1 1/2 t pickling or kosher salt

3 garlic cloves, roughly chopped

1 t dill seeds

1/2 t brown mustard seeds

2 dried chili de arbol

6 black pepper corns, crushed

Start by peeling and slicing the kohlrabi. Place in a colander and salt with 2 T salt. Allow the kohlrabi to sit for an hour. In the mean time peel your carrots and cut into sticks. Combine all other ingredients in a sauce pan. When kohlrabi is done draining, rinse and pack with carrots into a quart jar. Boil remaining ingredients until all of the salt and sugar are dissolved and pour over carrots and kohlrabi. Cover and allow to cool on the counter then refrigerate. Let this sit in the fridge for two days before jumping in. I read that fridge pickles are good for about three weeks.

Kohlrabi Fritters

*This recipe calls for a lemon dill yogurt sauce...also yummy with a creamy avocado sauce!

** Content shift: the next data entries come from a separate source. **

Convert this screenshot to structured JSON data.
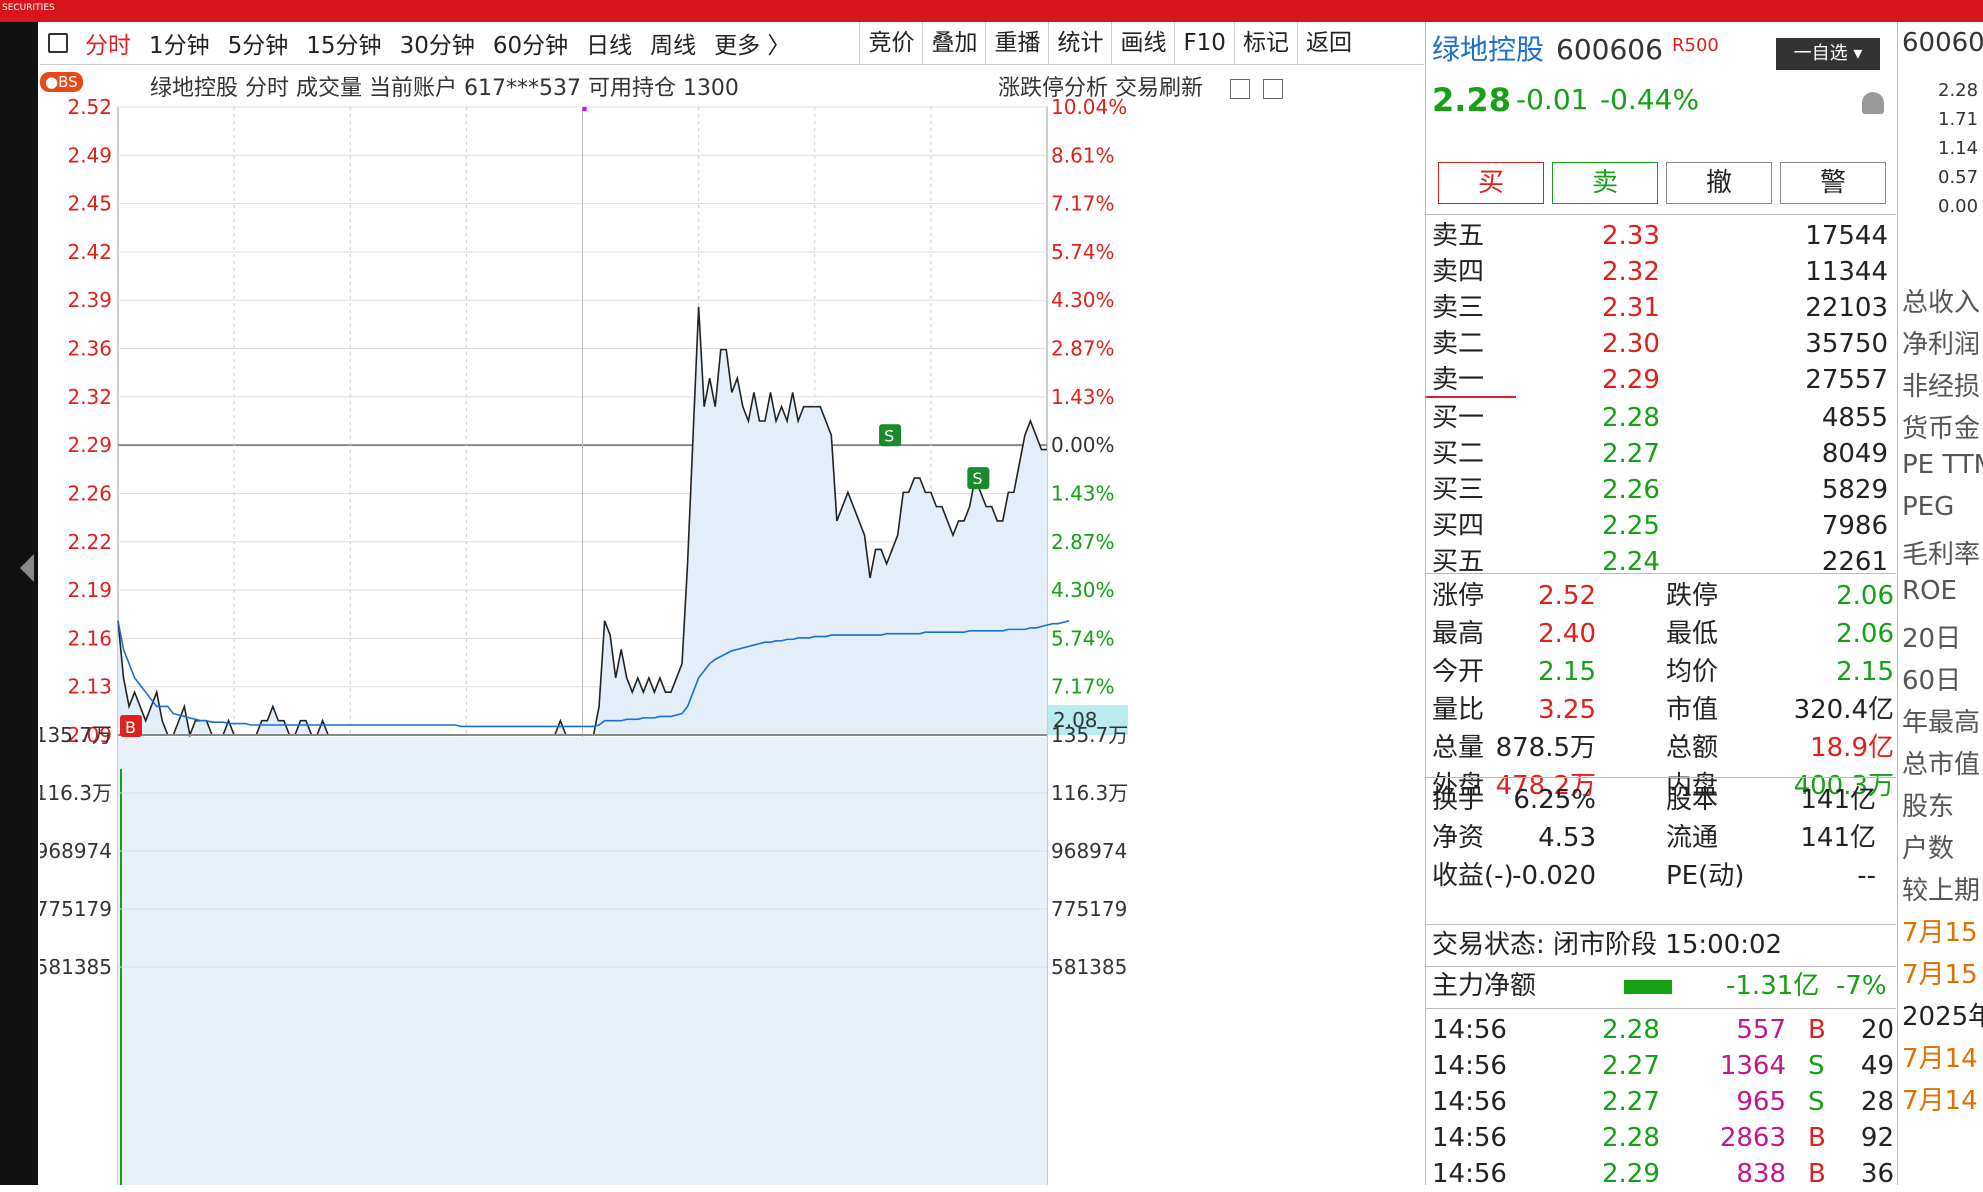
{
  "brand": "SECURITIES",
  "tabs": [
    "分时",
    "1分钟",
    "5分钟",
    "15分钟",
    "30分钟",
    "60分钟",
    "日线",
    "周线",
    "更多 〉"
  ],
  "toolbar": [
    "竞价",
    "叠加",
    "重播",
    "统计",
    "画线",
    "F10",
    "标记",
    "返回"
  ],
  "chart_header": {
    "badge": "●BS",
    "title": "绿地控股   分时 成交量 当前账户 617***537 可用持仓 1300",
    "right": "涨跌停分析   交易刷新"
  },
  "stock": {
    "name": "绿地控股",
    "code": "600606",
    "tag": "R500",
    "watch": "一自选",
    "price": "2.28",
    "change": "-0.01",
    "pct": "-0.44%"
  },
  "actions": [
    "买",
    "卖",
    "撤",
    "警"
  ],
  "asks": [
    [
      "卖五",
      "2.33",
      "17544"
    ],
    [
      "卖四",
      "2.32",
      "11344"
    ],
    [
      "卖三",
      "2.31",
      "22103"
    ],
    [
      "卖二",
      "2.30",
      "35750"
    ],
    [
      "卖一",
      "2.29",
      "27557"
    ]
  ],
  "bids": [
    [
      "买一",
      "2.28",
      "4855"
    ],
    [
      "买二",
      "2.27",
      "8049"
    ],
    [
      "买三",
      "2.26",
      "5829"
    ],
    [
      "买四",
      "2.25",
      "7986"
    ],
    [
      "买五",
      "2.24",
      "2261"
    ]
  ],
  "stats": [
    [
      "涨停",
      "2.52",
      "跌停",
      "2.06"
    ],
    [
      "最高",
      "2.40",
      "最低",
      "2.06"
    ],
    [
      "今开",
      "2.15",
      "均价",
      "2.15"
    ],
    [
      "量比",
      "3.25",
      "市值",
      "320.4亿"
    ],
    [
      "总量",
      "878.5万",
      "总额",
      "18.9亿"
    ],
    [
      "外盘",
      "478.2万",
      "内盘",
      "400.3万"
    ]
  ],
  "stats2": [
    [
      "换手",
      "6.25%",
      "股本",
      "141亿"
    ],
    [
      "净资",
      "4.53",
      "流通",
      "141亿"
    ],
    [
      "收益(-)",
      "-0.020",
      "PE(动)",
      "--"
    ]
  ],
  "status": "交易状态: 闭市阶段 15:00:02",
  "mainflow": {
    "label": "主力净额",
    "value": "-1.31亿",
    "pct": "-7%"
  },
  "trades": [
    [
      "14:56",
      "2.28",
      "557",
      "B",
      "20"
    ],
    [
      "14:56",
      "2.27",
      "1364",
      "S",
      "49"
    ],
    [
      "14:56",
      "2.27",
      "965",
      "S",
      "28"
    ],
    [
      "14:56",
      "2.28",
      "2863",
      "B",
      "92"
    ],
    [
      "14:56",
      "2.29",
      "838",
      "B",
      "36"
    ]
  ],
  "far_right": {
    "code": "60060",
    "nums": [
      "2.28",
      "1.71",
      "1.14",
      "0.57",
      "0.00"
    ],
    "labels": [
      "总收入",
      "净利润",
      "非经损",
      "货币金",
      "PE TTM",
      "PEG",
      "毛利率",
      "ROE",
      "20日",
      "60日",
      "年最高",
      "总市值",
      "股东",
      "户数",
      "较上期",
      "7月15",
      "7月15",
      "2025年",
      "7月14",
      "7月14"
    ]
  },
  "chart_data": {
    "type": "line",
    "price_ticks_left": [
      "2.52",
      "2.49",
      "2.45",
      "2.42",
      "2.39",
      "2.36",
      "2.32",
      "2.29",
      "2.26",
      "2.22",
      "2.19",
      "2.16",
      "2.13",
      "2.09"
    ],
    "pct_ticks_right": [
      "10.04%",
      "8.61%",
      "7.17%",
      "5.74%",
      "4.30%",
      "2.87%",
      "1.43%",
      "0.00%",
      "1.43%",
      "2.87%",
      "4.30%",
      "5.74%",
      "7.17%"
    ],
    "avg_price_label": "2.08",
    "volume_ticks": [
      "135.7万",
      "116.3万",
      "968974",
      "775179",
      "581385"
    ],
    "prev_close": 2.29,
    "ylim": [
      2.08,
      2.52
    ],
    "price": [
      2.16,
      2.12,
      2.1,
      2.11,
      2.1,
      2.09,
      2.1,
      2.11,
      2.09,
      2.08,
      2.08,
      2.09,
      2.1,
      2.08,
      2.09,
      2.09,
      2.09,
      2.08,
      2.08,
      2.08,
      2.09,
      2.08,
      2.08,
      2.08,
      2.08,
      2.08,
      2.09,
      2.09,
      2.1,
      2.09,
      2.09,
      2.08,
      2.08,
      2.09,
      2.09,
      2.08,
      2.08,
      2.09,
      2.08,
      2.08,
      2.08,
      2.08,
      2.08,
      2.08,
      2.08,
      2.08,
      2.08,
      2.08,
      2.08,
      2.08,
      2.08,
      2.08,
      2.08,
      2.08,
      2.08,
      2.08,
      2.08,
      2.08,
      2.08,
      2.08,
      2.08,
      2.08,
      2.08,
      2.08,
      2.08,
      2.08,
      2.08,
      2.08,
      2.08,
      2.08,
      2.08,
      2.08,
      2.08,
      2.08,
      2.08,
      2.08,
      2.08,
      2.08,
      2.08,
      2.08,
      2.09,
      2.08,
      2.08,
      2.08,
      2.08,
      2.08,
      2.08,
      2.1,
      2.16,
      2.15,
      2.12,
      2.14,
      2.12,
      2.11,
      2.12,
      2.11,
      2.12,
      2.11,
      2.12,
      2.11,
      2.11,
      2.12,
      2.13,
      2.2,
      2.29,
      2.38,
      2.31,
      2.33,
      2.31,
      2.35,
      2.35,
      2.32,
      2.33,
      2.31,
      2.3,
      2.32,
      2.3,
      2.3,
      2.32,
      2.3,
      2.31,
      2.3,
      2.32,
      2.3,
      2.31,
      2.31,
      2.31,
      2.31,
      2.3,
      2.29,
      2.23,
      2.24,
      2.25,
      2.24,
      2.23,
      2.22,
      2.19,
      2.21,
      2.21,
      2.2,
      2.21,
      2.22,
      2.25,
      2.25,
      2.26,
      2.26,
      2.25,
      2.25,
      2.24,
      2.24,
      2.23,
      2.22,
      2.23,
      2.23,
      2.24,
      2.26,
      2.25,
      2.24,
      2.24,
      2.23,
      2.23,
      2.25,
      2.25,
      2.27,
      2.29,
      2.3,
      2.29,
      2.28,
      2.28
    ],
    "avg": [
      2.16,
      2.14,
      2.13,
      2.12,
      2.115,
      2.11,
      2.105,
      2.1,
      2.1,
      2.1,
      2.095,
      2.094,
      2.093,
      2.092,
      2.091,
      2.09,
      2.09,
      2.089,
      2.089,
      2.089,
      2.088,
      2.088,
      2.088,
      2.088,
      2.087,
      2.087,
      2.087,
      2.087,
      2.087,
      2.087,
      2.087,
      2.087,
      2.087,
      2.087,
      2.087,
      2.087,
      2.087,
      2.087,
      2.087,
      2.087,
      2.087,
      2.087,
      2.087,
      2.087,
      2.087,
      2.087,
      2.087,
      2.087,
      2.087,
      2.087,
      2.087,
      2.087,
      2.087,
      2.087,
      2.087,
      2.087,
      2.087,
      2.087,
      2.087,
      2.087,
      2.087,
      2.087,
      2.086,
      2.086,
      2.086,
      2.086,
      2.086,
      2.086,
      2.086,
      2.086,
      2.086,
      2.086,
      2.086,
      2.086,
      2.086,
      2.086,
      2.086,
      2.086,
      2.086,
      2.086,
      2.086,
      2.086,
      2.086,
      2.086,
      2.086,
      2.086,
      2.086,
      2.087,
      2.09,
      2.09,
      2.09,
      2.09,
      2.091,
      2.091,
      2.091,
      2.092,
      2.092,
      2.092,
      2.093,
      2.093,
      2.093,
      2.094,
      2.095,
      2.1,
      2.11,
      2.12,
      2.125,
      2.13,
      2.133,
      2.135,
      2.137,
      2.139,
      2.14,
      2.141,
      2.142,
      2.143,
      2.144,
      2.145,
      2.145,
      2.146,
      2.146,
      2.147,
      2.147,
      2.148,
      2.148,
      2.148,
      2.149,
      2.149,
      2.149,
      2.15,
      2.15,
      2.15,
      2.15,
      2.15,
      2.15,
      2.15,
      2.15,
      2.15,
      2.15,
      2.151,
      2.151,
      2.151,
      2.151,
      2.151,
      2.151,
      2.151,
      2.152,
      2.152,
      2.152,
      2.152,
      2.152,
      2.152,
      2.152,
      2.152,
      2.153,
      2.153,
      2.153,
      2.153,
      2.153,
      2.153,
      2.153,
      2.154,
      2.154,
      2.154,
      2.154,
      2.155,
      2.155,
      2.156,
      2.157,
      2.158,
      2.158,
      2.159,
      2.16
    ]
  }
}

1 medium to large size kohlrabi
1 red or yellow onion
1/2 cup all purpose flour (or gluten free all purpose or whole wheat)
1 teaspoon baking powder
1/2 teaspoon sea salt
2 eggs, lightly beaten
olive oil for frying

Using a food processor with a grating disk, grate the kohlrabi and onion. You’ll need 3 cups, so if your kohlrabi is on the small side add more onion or another vegetable. If your kohlrabi is on the larger side, reduce the amount of onion. Wrap the kohlrabi in a clean dish towel and squeeze as much water out as you can. Transfer the kohlrabi to a mixing bowl, and combine with remaining ingredients.
Heat a thin layer of oil over medium high heat in a cast iron skillet. Pan-fry kohlrabi in 1/4 cup scoops, about 2 minutes per side until golden. Drain on paper towels. Serve with desired sauce or Lemon Dill Yogurt Sauce.
Lemon Dill Yogurt Sauce
1/2 cup greek yogurt
1 small garlic clove, minced or grated
1 tablespoon lemon juice
1/4 cup chopped fresh dill
salt and pepper to taste
Combine yogurt, garlic, lemon juice, and dill in a small bowl. Mix to combine, then season with salt and pepper to taste.